Но довольно о несчастьях и безумии. Поэт пишет, как правило, пока он молод и одержим Белой Богиней.

"Любви моей происхожденье редко,
И необычна, высока природа:
Ее отчаяние породило
И безнадежность".

В результате поэт или вообще теряет Любимую, чего он справедливо опасался, или женится на Ней и теряет частично. Почему бы и нет? Если Она станет ему хорошей Женой, с какой стати ему лелеять свою поэтическую одержимость, ведущую к гибели? Почему бы и нет, если Женщина-Поэт в обмен на поэтический дар родит здорового ребенка? Владычица Белая Богиня отпускает обоих предателей с презрительной улыбкой и, насколько мне известно, не карает их. Но и тех, кто служит Ей, Она не хвалит, не балует и не жалует орденами, пока они Ей служат. Ничуть не стыдно быть бывшим поэтом, если порвать с поэзией полностью, как Рембо или (недавно) Лаура Райдинг.

И все-таки, неужели выбор между служением Белой Богине и жизнью почтенного гражданина стоит так остро, как об этом говорили ирландские поэты? Суибне одержим поэзией; так же одержима ею Лиадан. А обладали ли они чувством юмора? Безусловно, нет, иначе они не стали бы так жестоко себя наказывать. Юмор - единственный дар, который помогает человеку выжить в стрессе городской жизни. Если у поэта есть чувство юмора, он может изящно сойти с ума, изящно проглотить разочарование в любви, изящно отвергнуть благополучие, изящно умереть и не вызвать в обществе лишнего шума. Ему нет нужды сетовать на судьбу или причинять страдания тем, кто его любит; это же относится и к Поэтессе.
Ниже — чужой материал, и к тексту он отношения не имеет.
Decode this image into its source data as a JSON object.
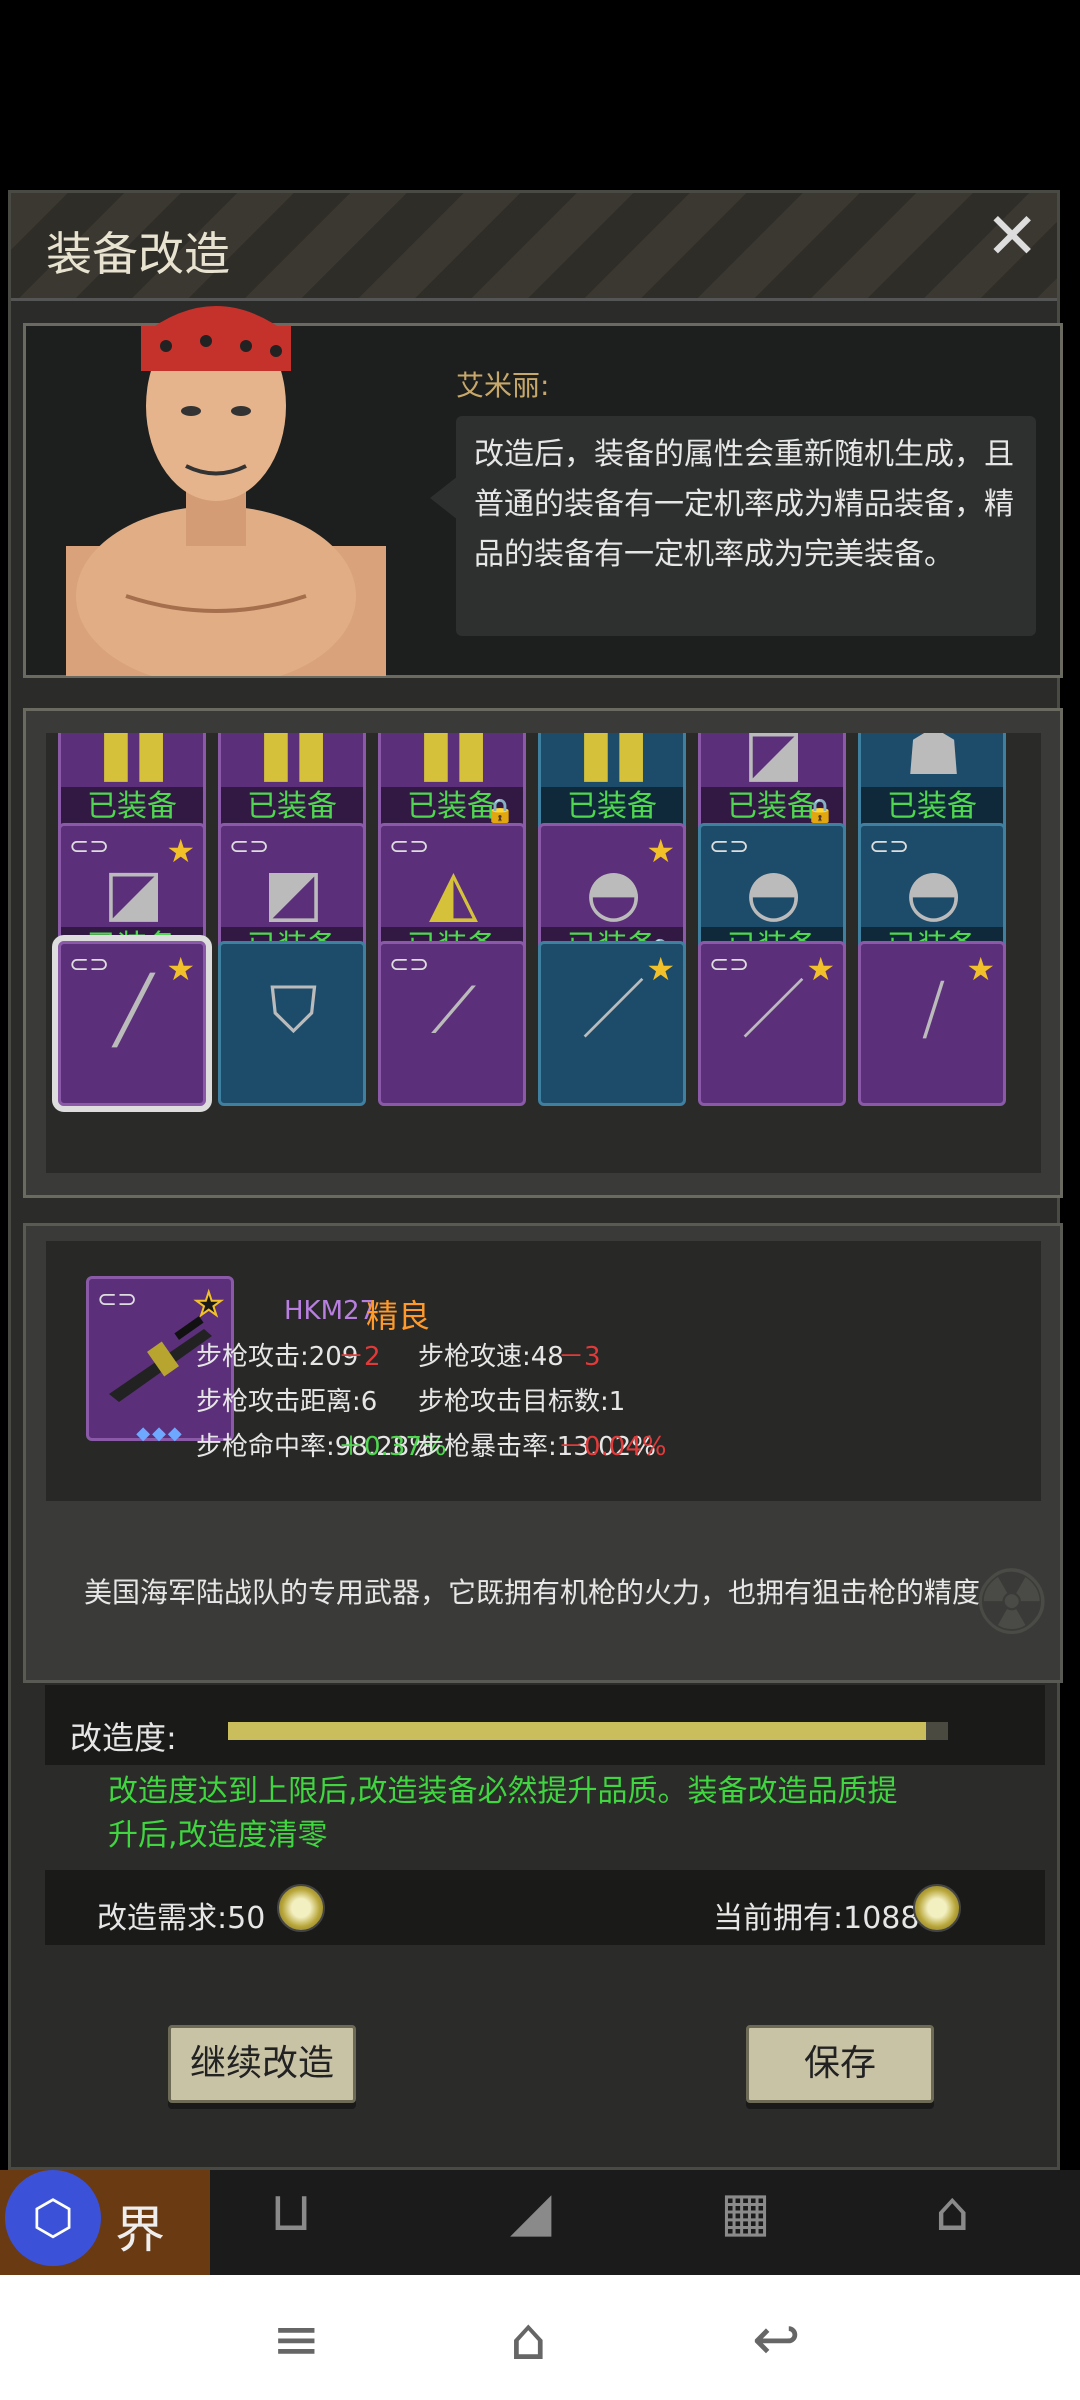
{
  "dialog": {
    "title": "装备改造",
    "close_icon": "close-icon"
  },
  "npc": {
    "name": "艾米丽:",
    "speech": "改造后，装备的属性会重新随机生成，且普通的装备有一定机率成为精品装备，精品的装备有一定机率成为完美装备。"
  },
  "inventory": {
    "equipped_label": "已装备",
    "rows": [
      [
        {
          "rarity": "purple",
          "equipped": true,
          "locked": false,
          "starred": false,
          "linked": false,
          "gems": "",
          "icon": "pants-icon"
        },
        {
          "rarity": "purple",
          "equipped": true,
          "locked": false,
          "starred": false,
          "linked": false,
          "gems": "",
          "icon": "pants-icon"
        },
        {
          "rarity": "purple",
          "equipped": true,
          "locked": true,
          "starred": false,
          "linked": false,
          "gems": "◆◆◆",
          "icon": "pants-icon"
        },
        {
          "rarity": "blue",
          "equipped": true,
          "locked": false,
          "starred": false,
          "linked": false,
          "gems": "",
          "icon": "pants-icon"
        },
        {
          "rarity": "purple",
          "equipped": true,
          "locked": true,
          "starred": false,
          "linked": false,
          "gems": "",
          "icon": "jacket-icon"
        },
        {
          "rarity": "blue",
          "equipped": true,
          "locked": false,
          "starred": false,
          "linked": false,
          "gems": "",
          "icon": "torso-icon"
        }
      ],
      [
        {
          "rarity": "purple",
          "equipped": true,
          "locked": true,
          "starred": true,
          "linked": true,
          "gems": "◆",
          "icon": "jacket-icon"
        },
        {
          "rarity": "purple",
          "equipped": true,
          "locked": false,
          "starred": false,
          "linked": true,
          "gems": "◆◆",
          "icon": "coat-icon"
        },
        {
          "rarity": "purple",
          "equipped": true,
          "locked": false,
          "starred": false,
          "linked": true,
          "gems": "",
          "icon": "hoodie-icon"
        },
        {
          "rarity": "purple",
          "equipped": true,
          "locked": true,
          "starred": true,
          "linked": false,
          "gems": "◆◆◆",
          "icon": "helmet-icon"
        },
        {
          "rarity": "blue",
          "equipped": true,
          "locked": false,
          "starred": false,
          "linked": true,
          "gems": "",
          "icon": "helmet-icon"
        },
        {
          "rarity": "blue",
          "equipped": true,
          "locked": false,
          "starred": false,
          "linked": true,
          "gems": "",
          "icon": "helmet-icon"
        }
      ],
      [
        {
          "rarity": "purple",
          "equipped": false,
          "locked": false,
          "starred": true,
          "linked": true,
          "gems": "",
          "icon": "rifle-icon",
          "selected": true
        },
        {
          "rarity": "blue",
          "equipped": false,
          "locked": false,
          "starred": false,
          "linked": false,
          "gems": "",
          "icon": "shield-icon"
        },
        {
          "rarity": "purple",
          "equipped": false,
          "locked": false,
          "starred": false,
          "linked": true,
          "gems": "",
          "icon": "blade-icon"
        },
        {
          "rarity": "blue",
          "equipped": false,
          "locked": false,
          "starred": true,
          "linked": false,
          "gems": "",
          "icon": "spear-icon"
        },
        {
          "rarity": "purple",
          "equipped": false,
          "locked": false,
          "starred": true,
          "linked": true,
          "gems": "",
          "icon": "spear-icon"
        },
        {
          "rarity": "purple",
          "equipped": false,
          "locked": false,
          "starred": true,
          "linked": false,
          "gems": "",
          "icon": "machete-icon"
        }
      ]
    ]
  },
  "detail": {
    "name": "HKM27",
    "quality": "精良",
    "gems": "◆◆◆",
    "stats": {
      "attack": "步枪攻击:209",
      "attack_delta": "－2",
      "speed": "步枪攻速:48",
      "speed_delta": "－3",
      "range": "步枪攻击距离:6",
      "targets": "步枪攻击目标数:1",
      "accuracy": "步枪命中率:98.28%",
      "accuracy_delta": "＋0.37%",
      "crit": "步枪暴击率:13.02%",
      "crit_delta": "－0.04%"
    },
    "description": "美国海军陆战队的专用武器，它既拥有机枪的火力，也拥有狙击枪的精度"
  },
  "progress": {
    "label": "改造度:",
    "fraction": 0.97,
    "note": "改造度达到上限后,改造装备必然提升品质。装备改造品质提升后,改造度清零"
  },
  "cost": {
    "required": "改造需求:50",
    "owned": "当前拥有:1088"
  },
  "buttons": {
    "continue": "继续改造",
    "save": "保存"
  },
  "tabs": {
    "world": "界"
  },
  "colors": {
    "purple_rarity": "#5b2f7a",
    "blue_rarity": "#1d4c6b",
    "equipped_green": "#4fd84f",
    "quality_orange": "#ff9a2a",
    "negative_red": "#e03a3a"
  }
}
Юмор вполне совместим с поклонением Белой Богине, как совместим с совершенной безупречностью католического священника, поведение которого предполагает куда более строгие ограничения, чем поведение поэта, и в Библии которого от "Книги Бытия" до "Откровения святого Иоанна" не встретишь ни одной улыбки. Андро Мэн в 1597 году сказал о Царице Волшебной страны, что "Она может стать, когда пожелает, и старой, и молодой". И действительно, для тех, кого не страшит обычный для Нее застывший взгляд зрелой Женщины, Она приберегла восхитительный Девичий смех. Белая Богиня может даже позволить Своему поэту счастье в браке, если он безропотно принял от Нее страдания. Ибо, хотя Она, по определению, не человек, но и не совсем безчеловечна. Суибне сетует, что снежная буря застала его, раздетого, на дереве:

"А нынче вечером - беда:
Продувает ветром насквозь;
Изранены ноги и щеки бледны,
Как, Господи, не горевать!"

Однако страдания - далеко не все в этом сказании. В хорошую погоду Суибне наслаждался жизнью во всей ее полноте: ел землянику и чернику, стремительно летал, обгоняя диких голубей, катался на рогах взрослых оленей и на спине тонконогих ланей. Он мог сказать: "Я не испытываю никакой радости от беседы влюбленных, куда приятнее слышать песню черного дрозда". Можно ли осуждать Эоранн за то, что Она попросила дошедшего до такого состояния Суибне навсегда Ее оставить? Что помогло Ей выжить и чего явно недоставало ему? Конечно же, чувство юмора. Желание Эоранн обрасти перьями, чтобы летать вместе с ним, свидетельствует о том, что и Она начинала как поэт, но благоразумно отказалась от поэзии, когда время для Нее прошло.

Может быть, здесь и остановиться? В погоне за Косулей, подобно Трем Веселым Охотникам,

"Мы носились весь день, и валимся с ног".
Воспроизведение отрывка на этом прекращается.